AI Fraud Advancement, Microsoft Leads Phishing, HR Phishing Trends – Cybersecurity News [24 July 2023]

Listen to this blog post below

 

Stay informed and secure with this comprehensive Weekly Cybersecurity News, bringing you the latest insights and updates to enhance your phishing protection.

 

Advanced AI Fraud Tool Released for Sophisticated Attacks

Malicious actors have introduced a new AI tool, FraudGPT, following the footsteps of WormGPT, to aid in offensive activities such as crafting spear phishing emails and creating malicious tools. 

The Fake ChatGPT scam has been advertised on dark web marketplaces and Telegram channels, with a monthly subscription cost of $200. It boasts various capabilities, including writing malicious code, creating undetectable malware, and identifying vulnerabilities.

Over 3,000 confirmed sales and reviews have been reported, but the LLM (Large Language Model) used for its development remains unknown. This emergence of AI-based malicious digital tools poses a significant threat, facilitating phishing and business email compromise attacks at scale, potentially leading to data theft and unauthorized wire payments.

Organizations must adopt in-depth defense strategies and leverage security for fast analytics to counter such fake ChatGPT scams.

 

Microsoft Tops Phishing Scam List in Q2 2023

In Q2 2023, leading tech organization Microsoft topped the list of most targeted brands for phishing scams, as reported by Check Point Research in their latest Brand Phishing Report. Notably, the top three spots were occupied by technology giants, with Google and Apple closely following Microsoft.

The technology sector experienced the highest number of impersonations, with banking and social media networks being heavily targeted by threat actors. For instance, Wells Fargo secured the fourth position due to malicious emails requesting sensitive account information. Prominent brands like Walmart and LinkedIn were among the top ten impersonated entities.

 

Advanced impersonation categories

Image sourced from tessian.com

 

Omer Dembinsky, the Data Group Manager at Check Point Software, highlighted the unchanging tactics employed by malicious actors in flooding inboxes with deceptive emails. He urged individuals to stay vigilant and be cautious of suspicious emails that may lead to phishing attacks.
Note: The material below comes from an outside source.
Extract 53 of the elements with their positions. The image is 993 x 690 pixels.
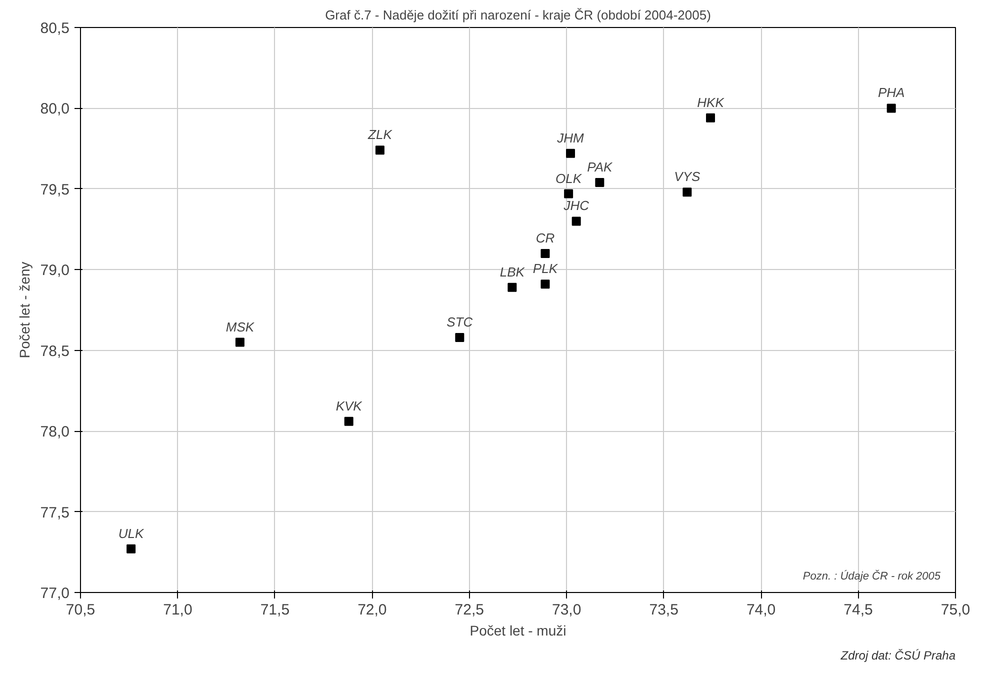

Phishing campaigns imitate the official websites of well-known brands, tricking users with similar domain names and web page designs. The phishing news emphasizes the need for individuals and organizations to adopt proactive measures to safeguard against brand phishing attempts.

 

HR-Related Email Subjects Increasingly Used as per KnowBe4 Phishing Test Findings

KnowBe4’s Q2 2023 phishing report reveals a concerning trend: HR-related email subjects account for 50% of the top-clicked phishing attempts. 

Threat actors exploit users’ emotions to trick them into clicking malicious links or attachments, causing distress or excitement. As per the phishing test results, holiday-related subjects were also used as bait, with HR-themed incentives referencing national holidays like the 4th of July.

These tactics aim to exploit employee trust and prompt hasty actions that can lead to disastrous outcomes for organizations. Stu Sjouwerman, CEO of KnowBe4, emphasizes the need for new-school security awareness training to combat these sophisticated phishing tactics, as an educated workforce is the best defense against cyber attacks.

With Kevin Mitnick, KnowBe4’s Chief Hacking Officer, contributing his expertise in designing the training, the platform remains vital in fostering and maintaining an organization’s strong security culture.

 

Social Media Platform Faces Influx of Deceptive AI Services, Posing Malware Risks

Threat actors use Facebook to impersonate well-known generative AI brands like ChatGPT, Google Bard, Midjourney, and Jasper. 

Unsuspecting users are being lured into downloading content from these fake pages and ads, unwittingly exposing themselves to malware. The malware is designed with the capability to steal passwords, crypto wallets, and browser data. The fraudulent pages attract users by offering new services and enhanced versions of AI applications.

 

 

Fake posts and groups gain traction as users like, comment on, and share the content, propagating the scam further. The threat actors behind these scams create pages with numerous followers, comments, and likes to pretend to be authentic. These incidents reveal a growing trend of using AI-based solutions to propagate info stealers.

To identify phishing attacks, individuals should verify sender email addresses, scrutinize website domains for misspellings, avoid downloading software from untrusted sources, and verify links before clicking.